Çizdiği karikatürlerle yaşam sevincimizi körükleyen Türk karikatüristlerimizden..
Piyale Madra ortaöğrenimini Ankara’ da tamamladı ve 1974 yılında Fransa'ya giderek eğitimini Grenoble'daki Ecole des Beaux-Arts'da sürdürdü. 1977'de D.G.S.A. Uygulamalı Endüstri Sanatları Yüksekokulu Grafik Bölümü'nü bitirdi ve daha sonra grafik çalışmalarını 1981'de Stokholm'de sürdürdü.
Madra, önce "Piknik" Bantlarıyla tanındı. Piknik 1982'de Milliyet'te başladı. Ardından yaklaşık 10 yıl boyunca Cumhuriyet'te yayınlandı. 1992'de ise Türkçe ve İngilizce olarak kitaplaştı.

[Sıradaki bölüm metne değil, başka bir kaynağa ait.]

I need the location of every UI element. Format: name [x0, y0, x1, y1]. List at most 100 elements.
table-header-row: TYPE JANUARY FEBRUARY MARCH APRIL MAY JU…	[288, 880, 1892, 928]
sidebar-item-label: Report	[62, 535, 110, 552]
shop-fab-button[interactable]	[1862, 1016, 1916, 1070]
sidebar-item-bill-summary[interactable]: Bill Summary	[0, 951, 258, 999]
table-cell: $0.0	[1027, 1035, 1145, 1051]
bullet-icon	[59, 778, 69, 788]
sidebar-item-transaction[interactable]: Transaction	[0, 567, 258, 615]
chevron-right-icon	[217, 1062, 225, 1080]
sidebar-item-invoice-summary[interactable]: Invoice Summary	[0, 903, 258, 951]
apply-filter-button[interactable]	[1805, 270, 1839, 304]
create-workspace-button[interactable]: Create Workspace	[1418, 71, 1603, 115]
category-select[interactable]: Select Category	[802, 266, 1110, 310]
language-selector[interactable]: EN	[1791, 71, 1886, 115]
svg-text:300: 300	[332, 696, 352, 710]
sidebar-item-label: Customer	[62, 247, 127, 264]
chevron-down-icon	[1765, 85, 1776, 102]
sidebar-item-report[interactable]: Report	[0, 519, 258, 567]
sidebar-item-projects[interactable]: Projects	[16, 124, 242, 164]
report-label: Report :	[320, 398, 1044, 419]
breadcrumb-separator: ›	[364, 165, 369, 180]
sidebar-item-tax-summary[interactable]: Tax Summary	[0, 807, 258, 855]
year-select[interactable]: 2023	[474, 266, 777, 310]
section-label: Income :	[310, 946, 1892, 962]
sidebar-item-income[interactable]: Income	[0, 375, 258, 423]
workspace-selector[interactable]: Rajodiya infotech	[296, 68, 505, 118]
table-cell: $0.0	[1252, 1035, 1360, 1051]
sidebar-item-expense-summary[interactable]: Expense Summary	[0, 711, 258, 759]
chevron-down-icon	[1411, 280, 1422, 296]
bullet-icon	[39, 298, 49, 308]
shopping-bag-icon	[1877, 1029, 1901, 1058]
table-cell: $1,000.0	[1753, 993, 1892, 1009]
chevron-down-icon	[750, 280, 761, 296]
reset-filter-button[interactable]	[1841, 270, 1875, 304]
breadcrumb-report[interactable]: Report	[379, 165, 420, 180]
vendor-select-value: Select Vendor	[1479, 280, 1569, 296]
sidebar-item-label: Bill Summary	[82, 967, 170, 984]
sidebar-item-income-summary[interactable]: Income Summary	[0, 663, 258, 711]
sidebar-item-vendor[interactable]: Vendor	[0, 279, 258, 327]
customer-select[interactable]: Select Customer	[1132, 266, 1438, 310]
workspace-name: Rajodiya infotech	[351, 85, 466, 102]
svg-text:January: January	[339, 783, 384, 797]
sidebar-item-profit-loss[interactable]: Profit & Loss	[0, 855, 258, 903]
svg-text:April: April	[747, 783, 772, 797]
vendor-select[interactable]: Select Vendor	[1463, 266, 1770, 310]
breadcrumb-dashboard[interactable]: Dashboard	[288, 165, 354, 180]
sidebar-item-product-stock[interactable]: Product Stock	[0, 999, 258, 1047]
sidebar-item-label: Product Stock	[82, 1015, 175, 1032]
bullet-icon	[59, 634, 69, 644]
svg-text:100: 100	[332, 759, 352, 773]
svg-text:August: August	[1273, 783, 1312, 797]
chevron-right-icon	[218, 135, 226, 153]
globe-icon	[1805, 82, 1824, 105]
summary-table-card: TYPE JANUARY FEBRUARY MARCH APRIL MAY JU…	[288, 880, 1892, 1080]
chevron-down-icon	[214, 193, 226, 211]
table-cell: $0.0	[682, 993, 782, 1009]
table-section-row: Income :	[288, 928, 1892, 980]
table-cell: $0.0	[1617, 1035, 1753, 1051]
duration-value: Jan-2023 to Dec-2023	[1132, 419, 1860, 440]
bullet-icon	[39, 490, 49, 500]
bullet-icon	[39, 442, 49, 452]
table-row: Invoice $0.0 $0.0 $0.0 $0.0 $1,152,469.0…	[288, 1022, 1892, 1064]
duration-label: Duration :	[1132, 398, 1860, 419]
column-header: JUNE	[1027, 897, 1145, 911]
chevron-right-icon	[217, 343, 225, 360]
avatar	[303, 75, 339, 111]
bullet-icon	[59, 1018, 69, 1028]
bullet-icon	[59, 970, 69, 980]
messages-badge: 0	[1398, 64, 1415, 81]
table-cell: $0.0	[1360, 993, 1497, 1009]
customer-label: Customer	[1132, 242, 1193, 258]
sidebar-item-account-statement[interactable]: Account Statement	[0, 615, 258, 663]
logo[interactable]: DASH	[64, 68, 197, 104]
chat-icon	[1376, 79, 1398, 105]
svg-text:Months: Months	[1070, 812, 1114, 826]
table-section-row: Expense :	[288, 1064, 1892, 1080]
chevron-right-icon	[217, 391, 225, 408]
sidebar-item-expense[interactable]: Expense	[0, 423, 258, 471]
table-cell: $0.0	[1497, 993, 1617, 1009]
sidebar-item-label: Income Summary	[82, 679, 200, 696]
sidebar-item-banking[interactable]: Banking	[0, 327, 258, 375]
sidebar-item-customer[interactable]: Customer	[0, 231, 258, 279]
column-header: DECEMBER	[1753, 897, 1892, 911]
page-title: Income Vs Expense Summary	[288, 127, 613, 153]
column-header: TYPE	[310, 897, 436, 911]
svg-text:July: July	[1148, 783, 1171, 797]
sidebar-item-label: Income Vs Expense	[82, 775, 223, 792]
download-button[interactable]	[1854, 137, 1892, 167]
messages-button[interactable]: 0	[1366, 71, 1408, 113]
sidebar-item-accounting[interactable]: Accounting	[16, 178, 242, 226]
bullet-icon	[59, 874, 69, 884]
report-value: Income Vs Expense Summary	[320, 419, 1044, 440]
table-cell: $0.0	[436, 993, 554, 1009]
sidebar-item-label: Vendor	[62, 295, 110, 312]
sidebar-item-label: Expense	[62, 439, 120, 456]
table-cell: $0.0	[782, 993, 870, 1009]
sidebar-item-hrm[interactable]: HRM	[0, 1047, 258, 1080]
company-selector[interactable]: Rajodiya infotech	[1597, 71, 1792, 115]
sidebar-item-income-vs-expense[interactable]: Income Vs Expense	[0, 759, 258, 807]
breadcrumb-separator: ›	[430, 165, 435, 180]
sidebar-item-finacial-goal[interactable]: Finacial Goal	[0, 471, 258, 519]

Piyale Madra "Ademler ve Havvalar"ına ise 1994'te Yeni Yüzyıl gazetesinde başladı. Gazetenin 1998'de yayın yaşamına son vermesi ile Radikal'e geçen "Ademler ve Havvalar"ın ilk kitabı aynı yıl Yapı Kredi Yayınları'ndan çıktı. "Piknik"ler de "Ademler ve Havvalar"da çizgi film oldular. "Piknik"ler TRT1'de "Ademler ve Havvalar" NTV'de yayınlandı. Piknik yurtdışına da açıldı. Yayın haklarını İspanyol Televizyonu "Canal Metro" satın aldı.
Kitapları
-1998-Ademler ve Havvalar-1-Yapı Kredi Yayınları
-1999-Ademler ve Havvalar-2-Remzi Kitapevi
-2001-Küçük Ademler ve Küçük Havvalar-İletişim Yayınları
-2003-Ademler ve Havvalar-3-Yapı Kredi Yayınları
-2005-Ademler ve Havvalar-4-Yapı Kredi Yayınları
-2007-Ademler ve Havvalar-5-Everest Yayınları
-2007-Aaa! Piknik!-Everest Yayınları
-2009-Ademler ve Havvalar-6-Everest Yayınları
Sergileri
-1994 Forte dei Marmi'de (İtalya) "Premio Satira Politica" Politik Hiciv Ödülü
-1995 6. Ferran (İtalya) Kadın Çizerler Bienali
-1995 İstanbul Kadın Eserleri Kütüphanesi'nde kişisel sergi
-1995 Ghent'da (Belçika) kişisel sergi
-1996 Heusent'de (Belçika) kişisel sergi
-1996 İstanbul Galeri BM'de "A table" adlı karma sergi
-1997 7. Ferran (İtalya) Kadın Çizerler Bienali
-1998 Paris'te (Fransa) Türk Kadın Çizerler Sergisi,
-1998 Berlin'de (Almanya) Türk Çizerler Sergisi
-1999 Lyon'da (Fransa) kişisel sergi
-2000 İstanbul'da Paul Gillon ile ortak sergi
-2000 Amiens'de (Fransa) kişisel sergi
-2006 Paris'te (Fransa) Jean Plantu ile ortak sergi
-2006 Nancy'de (Fransa) karma sergi
-2007 Atlanta'da (ABD) "Cartooning for Peace" adlı karma sergi
-2010 Newyork'da (ABD) "Women and Power" adlı karma sergi
Onunla yapılan bir söyleşi
Çizime olan ilginiz nasıl başladı? Ailenizden sizi yönlendiren birileri oldu mu?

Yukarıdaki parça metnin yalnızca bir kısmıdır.